Having alcohol in the car with you is a risk you don’t want to take. Perhaps the alcohol was the other person’s or perhaps you just forgot it was there. No matter what happens, you do not want to find yourself facing a driving under the influence charge for having alcohol in your car. Rather, it is important to understand what alcohol in the car consequences are and what you can expect if you are charged with this type of crime.

Alcohol Laws Vary by State

What are the alcohol laws by state? Each state sets its own laws regarding alcohol consumption and driving under the influence. All states have laws that forbid a person from being intoxicated behind the wheel. If you find yourself in this situation, it is critical to stay out of the vehicle’s driver’s seat and to call for a ride to get home. That is because intoxication can be a common cause for major accidents on roadways.


What if you have alcohol in the car, but you are not drinking it? What if you can pass a blood alcohol content test, but there is an open beer in the front of the car? Or, perhaps you have a bottle of wine in the backseat that you forgot was there. In all of these situations, you could face fines and DUI charges. In every state, it is illegal to have open bottles of wine, beer, hard alcohol, or other substances in the vehicle. If a police officer spots this, they can charge you with having an open container, which can lead to long term implications.

Can Alcohol be in Your Car?

When can alcohol be in your car? It is never a good idea to transport alcohol in the vehicle. It should not be in the front or the backseat of the car. It is best to only travel with alcohol that has the manufacturer’s seal in place if there is some reason you need to travel with it inside the car’s interior. If you have to bring alcohol home with you, perhaps after a party you host, and it is open, place it in the trunk of the car where it is out of reach of anyone operating the vehicle.


To be clear, the driver or the owner of the car can be held legally responsible and charged with having an open container even if he or she does not take a sip out of it. Because these laws are so significant, it is always important for people to avoid this risk. Simply keep any open alcohol in the trunk of the car or do not transport it otherwise.

Consequences of Open Alcohol in Car – Court Ordered Ignition Interlock Device Requirements

What happens if you have open alcohol in the car? In some situations, you may be given a fine, such as if you pass a blood alcohol content test. In other cases, state laws may allow the police to charge you with driving under the influence, especially if you are swerving or giving any other indication of intoxication.


If you are facing a DUI charge, the consequences are numerous. State laws regarding DUIs have increased in terms of penalties. You could face fines, jail time, the loss of your license, and the requirement to receive rehabilitation help. A court ordered ignition interlock device may also be required of you.

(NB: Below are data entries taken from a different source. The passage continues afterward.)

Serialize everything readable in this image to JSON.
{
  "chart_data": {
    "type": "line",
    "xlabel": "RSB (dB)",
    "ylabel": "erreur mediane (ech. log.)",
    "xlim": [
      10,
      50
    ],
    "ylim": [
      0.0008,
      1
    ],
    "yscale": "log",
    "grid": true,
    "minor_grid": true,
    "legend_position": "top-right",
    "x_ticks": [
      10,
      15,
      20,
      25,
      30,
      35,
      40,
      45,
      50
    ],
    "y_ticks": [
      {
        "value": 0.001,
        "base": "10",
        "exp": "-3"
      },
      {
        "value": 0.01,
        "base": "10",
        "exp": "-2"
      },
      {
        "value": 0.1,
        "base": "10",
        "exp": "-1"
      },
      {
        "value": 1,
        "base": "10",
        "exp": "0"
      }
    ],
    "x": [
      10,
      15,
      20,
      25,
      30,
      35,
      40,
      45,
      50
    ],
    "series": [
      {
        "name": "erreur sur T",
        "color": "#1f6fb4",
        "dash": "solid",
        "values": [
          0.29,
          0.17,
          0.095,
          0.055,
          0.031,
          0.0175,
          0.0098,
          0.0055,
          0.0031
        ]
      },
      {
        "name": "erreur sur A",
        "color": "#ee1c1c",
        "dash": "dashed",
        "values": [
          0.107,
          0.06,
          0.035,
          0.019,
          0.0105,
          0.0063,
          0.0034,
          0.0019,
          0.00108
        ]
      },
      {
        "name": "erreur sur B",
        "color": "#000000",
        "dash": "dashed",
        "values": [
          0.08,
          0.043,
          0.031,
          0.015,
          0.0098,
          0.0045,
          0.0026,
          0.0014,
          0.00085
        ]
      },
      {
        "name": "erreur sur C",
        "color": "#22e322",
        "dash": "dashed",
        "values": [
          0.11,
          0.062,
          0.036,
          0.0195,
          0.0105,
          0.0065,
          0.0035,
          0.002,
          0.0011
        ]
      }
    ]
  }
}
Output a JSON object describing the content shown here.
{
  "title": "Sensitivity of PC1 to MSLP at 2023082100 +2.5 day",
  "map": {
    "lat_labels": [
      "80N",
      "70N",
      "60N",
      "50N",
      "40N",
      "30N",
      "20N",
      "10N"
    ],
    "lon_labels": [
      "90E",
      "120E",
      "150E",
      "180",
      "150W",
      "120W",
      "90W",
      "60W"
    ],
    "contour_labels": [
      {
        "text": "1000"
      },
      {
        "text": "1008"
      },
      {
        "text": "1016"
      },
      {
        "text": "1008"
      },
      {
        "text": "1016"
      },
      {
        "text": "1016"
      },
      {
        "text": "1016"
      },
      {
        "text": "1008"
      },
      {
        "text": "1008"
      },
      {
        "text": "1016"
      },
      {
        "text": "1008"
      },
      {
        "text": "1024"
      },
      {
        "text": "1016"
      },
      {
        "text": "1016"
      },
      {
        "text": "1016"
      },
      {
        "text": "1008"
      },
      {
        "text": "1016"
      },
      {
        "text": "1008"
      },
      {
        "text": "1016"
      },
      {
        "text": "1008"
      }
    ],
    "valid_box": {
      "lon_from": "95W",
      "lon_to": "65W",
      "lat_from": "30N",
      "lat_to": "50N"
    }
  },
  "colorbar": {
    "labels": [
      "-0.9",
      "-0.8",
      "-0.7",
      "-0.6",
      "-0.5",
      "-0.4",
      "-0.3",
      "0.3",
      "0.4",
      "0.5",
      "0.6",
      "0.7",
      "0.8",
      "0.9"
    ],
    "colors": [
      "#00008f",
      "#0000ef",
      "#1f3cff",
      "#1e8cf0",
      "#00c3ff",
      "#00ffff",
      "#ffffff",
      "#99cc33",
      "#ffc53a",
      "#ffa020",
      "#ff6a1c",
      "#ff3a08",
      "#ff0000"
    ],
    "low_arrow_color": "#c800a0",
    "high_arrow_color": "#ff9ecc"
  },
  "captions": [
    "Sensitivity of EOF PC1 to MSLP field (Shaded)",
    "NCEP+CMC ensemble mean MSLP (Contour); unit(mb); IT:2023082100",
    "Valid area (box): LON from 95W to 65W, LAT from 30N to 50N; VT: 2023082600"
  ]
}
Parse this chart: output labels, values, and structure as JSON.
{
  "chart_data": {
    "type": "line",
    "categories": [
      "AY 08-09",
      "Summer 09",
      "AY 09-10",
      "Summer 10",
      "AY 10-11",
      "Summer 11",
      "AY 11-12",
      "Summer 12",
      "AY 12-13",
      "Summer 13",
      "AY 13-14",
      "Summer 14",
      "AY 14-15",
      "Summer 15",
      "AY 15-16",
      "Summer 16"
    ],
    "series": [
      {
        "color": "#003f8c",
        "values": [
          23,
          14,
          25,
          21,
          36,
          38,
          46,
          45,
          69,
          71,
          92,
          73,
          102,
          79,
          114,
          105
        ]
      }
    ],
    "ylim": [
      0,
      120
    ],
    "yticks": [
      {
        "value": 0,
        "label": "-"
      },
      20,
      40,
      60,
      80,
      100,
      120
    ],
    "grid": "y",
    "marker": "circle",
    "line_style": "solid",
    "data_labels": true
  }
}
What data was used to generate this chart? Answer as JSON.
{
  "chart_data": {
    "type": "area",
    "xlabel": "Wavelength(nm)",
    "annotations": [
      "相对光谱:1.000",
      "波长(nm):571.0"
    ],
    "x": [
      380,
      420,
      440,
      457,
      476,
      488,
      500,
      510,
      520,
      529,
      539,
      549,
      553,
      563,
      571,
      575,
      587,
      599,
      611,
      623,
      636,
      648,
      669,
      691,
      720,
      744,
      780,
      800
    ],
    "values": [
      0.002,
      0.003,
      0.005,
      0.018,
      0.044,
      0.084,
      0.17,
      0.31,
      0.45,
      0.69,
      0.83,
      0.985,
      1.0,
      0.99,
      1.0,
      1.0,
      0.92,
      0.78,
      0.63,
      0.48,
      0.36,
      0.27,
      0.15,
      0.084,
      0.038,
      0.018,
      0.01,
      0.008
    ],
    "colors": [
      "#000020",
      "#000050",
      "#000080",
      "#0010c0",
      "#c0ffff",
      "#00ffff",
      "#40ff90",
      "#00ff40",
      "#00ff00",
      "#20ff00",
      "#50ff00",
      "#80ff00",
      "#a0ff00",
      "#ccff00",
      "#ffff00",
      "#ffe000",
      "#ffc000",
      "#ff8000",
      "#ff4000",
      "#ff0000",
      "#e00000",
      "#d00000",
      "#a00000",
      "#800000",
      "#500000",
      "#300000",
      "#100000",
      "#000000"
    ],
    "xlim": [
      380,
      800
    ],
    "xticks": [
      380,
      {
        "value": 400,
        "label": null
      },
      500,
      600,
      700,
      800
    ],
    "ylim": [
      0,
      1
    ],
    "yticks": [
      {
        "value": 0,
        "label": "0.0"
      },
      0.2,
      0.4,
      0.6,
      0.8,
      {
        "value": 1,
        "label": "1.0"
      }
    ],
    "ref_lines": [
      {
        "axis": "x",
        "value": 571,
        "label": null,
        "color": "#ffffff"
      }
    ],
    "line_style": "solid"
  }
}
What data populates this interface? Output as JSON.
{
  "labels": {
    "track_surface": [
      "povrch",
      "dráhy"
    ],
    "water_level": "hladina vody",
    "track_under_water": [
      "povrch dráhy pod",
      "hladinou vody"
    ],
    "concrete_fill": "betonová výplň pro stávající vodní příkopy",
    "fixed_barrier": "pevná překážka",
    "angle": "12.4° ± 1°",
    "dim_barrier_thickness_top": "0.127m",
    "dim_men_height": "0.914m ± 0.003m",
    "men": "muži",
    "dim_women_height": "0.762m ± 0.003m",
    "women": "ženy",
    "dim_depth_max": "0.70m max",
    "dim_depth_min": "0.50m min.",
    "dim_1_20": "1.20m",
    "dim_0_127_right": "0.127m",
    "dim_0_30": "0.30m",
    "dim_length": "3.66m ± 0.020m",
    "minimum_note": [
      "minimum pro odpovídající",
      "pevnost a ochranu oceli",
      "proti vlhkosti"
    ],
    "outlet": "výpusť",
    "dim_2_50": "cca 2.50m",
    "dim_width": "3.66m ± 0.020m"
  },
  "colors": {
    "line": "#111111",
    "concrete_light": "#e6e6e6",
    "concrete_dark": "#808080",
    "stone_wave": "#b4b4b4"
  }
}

This would mean you have to blow into the device before you can turn the key of the car to ensure you are a safe driver.

DUI Passenger – What If the Alcohol Isn’t Yours?

A common question occurs when you have a passenger in your car that is intoxicated. If this individual is driving, was driving, or could be driving, it is possible that they can receive a DUI. However, if you are driving the car and you have a friend that is intoxicated, it is not likely you will receive a fine as long as you are not intoxicated. Still, that person cannot have any type of open container in your car. If they do, then you can face charges as well.

Drunk Driving Accidents and Your Car Insurance

Why are these laws so harsh? Drunk driving accidents are common in many areas of the country. They put lives on the line when people drive with alcohol in their system. More so, if you have a DUI charge, you can expect to face significant penalties, and your car insurance rates are likely to increase. Car insurance companies recognize the risks of driving under the influence. As a result of this, they are likely to suspend their coverage to you or increase your premium costs to compensate for the higher risk.


Alcohol in the car is never a good idea. Take steps to avoid it whenever possible.